I know this blog is desperate need of baby cuteness. That will come soon enough. Abigail has been taught all kinds of tricks since we've been here. Including how to shake her head no. Just what I need, another defiant child.
But now I need to sleep because tomorrow is Poppy's funeral. I just can't believe this is happening sometimes. I keep expecting to enter a room and see him standing there. I loved watching him hold my babies. I swear I can remember him holding me like that. I know I must have a very good memory, because I honestly do remember being held by him in the dining room of his old house, and him singing, "You are so beautiful to me...". I was never 100% certain if that was a real memory or if I just made it up in my head. Then a few years ago he sent me a music box that played that song. He told me he used to sing that to me when I was a baby.

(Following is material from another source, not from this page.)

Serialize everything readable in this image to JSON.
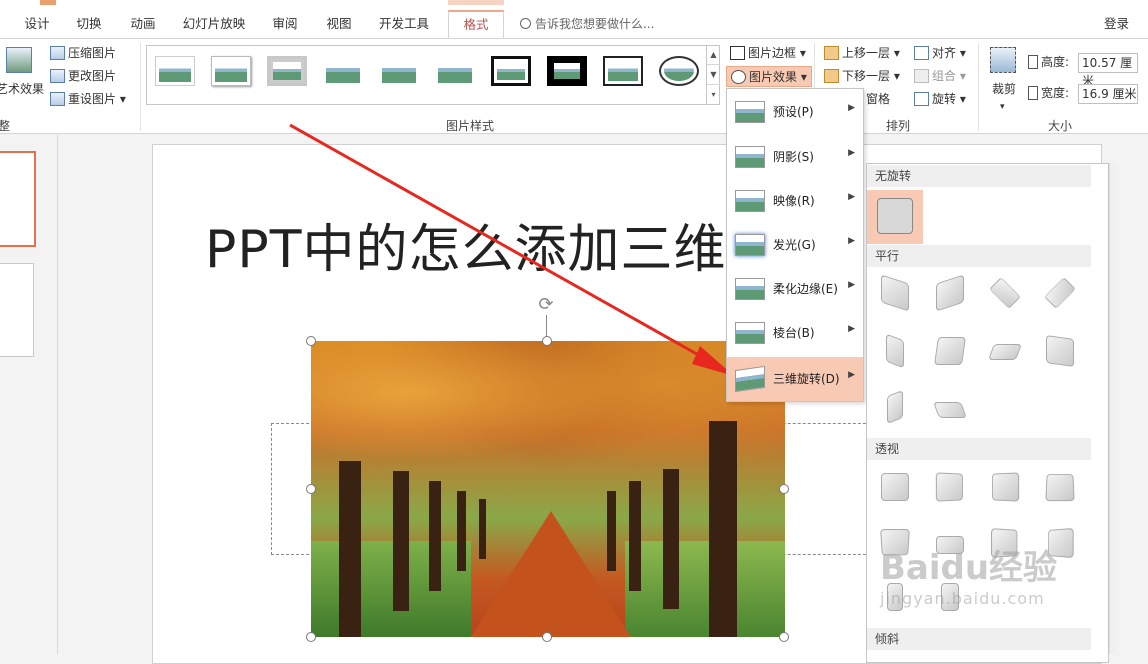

I know death is part of life. I know it's not even the end of life. I know our spirits are eternal. And that does bring me comfort. But gosh it hurts so much. The world feels like a different place without him in it. And I guess in my world, it is. It's a paradigm shift.
Poppy told me several times of several instances he really should have been dead in Korea. One time he was in a foxhole with his best friends on Christmas Eve. He had to go to the bathroom so he got up and left. When he came back a grenade had been thrown into the foxhole and all three friends were killed. Had he stayed, of course he would have been gone too. Another time a bullet went through the head of another good friend standing next to him. Poppy happened to step out of the way at the exact right moment, so the bullet avoided going through his head as well. (He then carried that man down a mountain, and got him to the medical helicopter, and saved his life.) He questioned why so many times his life was spared. He didn't think he was better than any of his brothers who lost their life in combat. Why was he saved. And I know it was because without him I wouldn't be here! Or any of my cousins, or aunts, or even my children. And then he was granted 82 years on this earth to help shape each of us into the adults we are today. And he literally lived every single one of those days.

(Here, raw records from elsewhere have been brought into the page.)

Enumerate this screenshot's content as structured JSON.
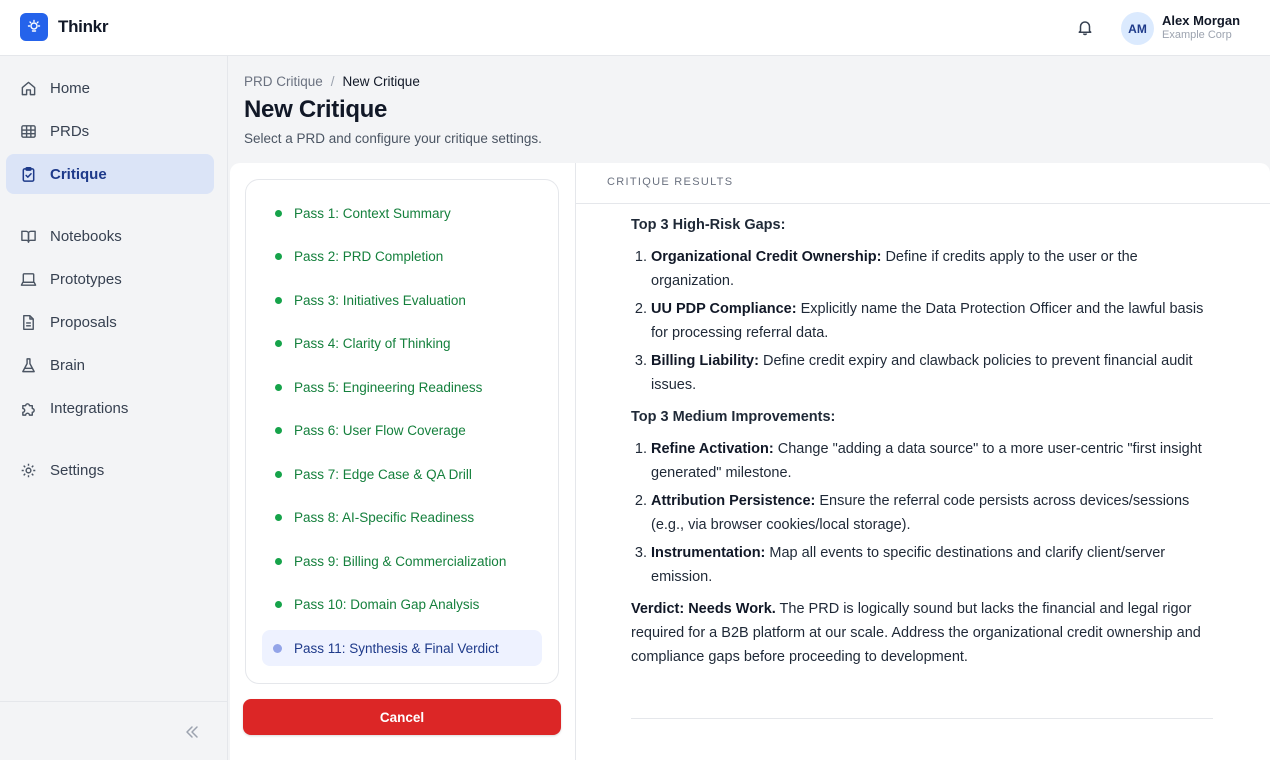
{
  "app": {
    "brand": "Thinkr",
    "logo_icon": "lightbulb-icon",
    "accent": "#2563eb"
  },
  "user": {
    "initials": "AM",
    "name": "Alex Morgan",
    "org": "Example Corp"
  },
  "sidebar": {
    "items": [
      {
        "label": "Home",
        "icon": "home-icon"
      },
      {
        "label": "PRDs",
        "icon": "table-icon"
      },
      {
        "label": "Critique",
        "icon": "clipboard-check-icon",
        "active": true
      },
      {
        "label": "Notebooks",
        "icon": "book-icon"
      },
      {
        "label": "Prototypes",
        "icon": "laptop-icon"
      },
      {
        "label": "Proposals",
        "icon": "document-icon"
      },
      {
        "label": "Brain",
        "icon": "flask-icon"
      },
      {
        "label": "Integrations",
        "icon": "puzzle-icon"
      },
      {
        "label": "Settings",
        "icon": "gear-icon"
      }
    ]
  },
  "breadcrumb": {
    "parent": "PRD Critique",
    "separator": "/",
    "current": "New Critique"
  },
  "page": {
    "title": "New Critique",
    "subtitle": "Select a PRD and configure your critique settings."
  },
  "passes": [
    {
      "label": "Pass 1: Context Summary",
      "status": "done"
    },
    {
      "label": "Pass 2: PRD Completion",
      "status": "done"
    },
    {
      "label": "Pass 3: Initiatives Evaluation",
      "status": "done"
    },
    {
      "label": "Pass 4: Clarity of Thinking",
      "status": "done"
    },
    {
      "label": "Pass 5: Engineering Readiness",
      "status": "done"
    },
    {
      "label": "Pass 6: User Flow Coverage",
      "status": "done"
    },
    {
      "label": "Pass 7: Edge Case & QA Drill",
      "status": "done"
    },
    {
      "label": "Pass 8: AI-Specific Readiness",
      "status": "done"
    },
    {
      "label": "Pass 9: Billing & Commercialization",
      "status": "done"
    },
    {
      "label": "Pass 10: Domain Gap Analysis",
      "status": "done"
    },
    {
      "label": "Pass 11: Synthesis & Final Verdict",
      "status": "active"
    }
  ],
  "cancel_label": "Cancel",
  "cancel_color": "#dc2626",
  "status_colors": {
    "done": "#16a34a",
    "active": "#93a4e8"
  },
  "results": {
    "section_label": "CRITIQUE RESULTS",
    "high_risk_heading": "Top 3 High-Risk Gaps:",
    "high_risk": [
      {
        "title": "Organizational Credit Ownership:",
        "text": " Define if credits apply to the user or the organization."
      },
      {
        "title": "UU PDP Compliance:",
        "text": " Explicitly name the Data Protection Officer and the lawful basis for processing referral data."
      },
      {
        "title": "Billing Liability:",
        "text": " Define credit expiry and clawback policies to prevent financial audit issues."
      }
    ],
    "medium_heading": "Top 3 Medium Improvements:",
    "medium": [
      {
        "title": "Refine Activation:",
        "text": " Change \"adding a data source\" to a more user-centric \"first insight generated\" milestone."
      },
      {
        "title": "Attribution Persistence:",
        "text": " Ensure the referral code persists across devices/sessions (e.g., via browser cookies/local storage)."
      },
      {
        "title": "Instrumentation:",
        "text": " Map all events to specific destinations and clarify client/server emission."
      }
    ],
    "verdict_label": "Verdict: Needs Work.",
    "verdict_text": " The PRD is logically sound but lacks the financial and legal rigor required for a B2B platform at our scale. Address the organizational credit ownership and compliance gaps before proceeding to development."
  }
}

Did you know Poppy collapsed a lung at age 80 because he was shoveling snow for his neighbors?
He took us on vacation to Washington, DC and he was the oldest there by many years, and yet we were all struggling to keep up with him.
His feet were almost amputated because of severe frostbite. Hours before the operation the color began to come back to his feet, and they him keep them. And I'm sure in recent years he may have been wishing they had just cut them off because they were such a source of pain for him. And even with that pain he worked every single day.
The day he died he pulled weeds at his daughters house. He walked down the stairs and got into the car himself, hours before he left this life. Poppy really is my hero. I don't think I'll ever stop blogging about him, sorry.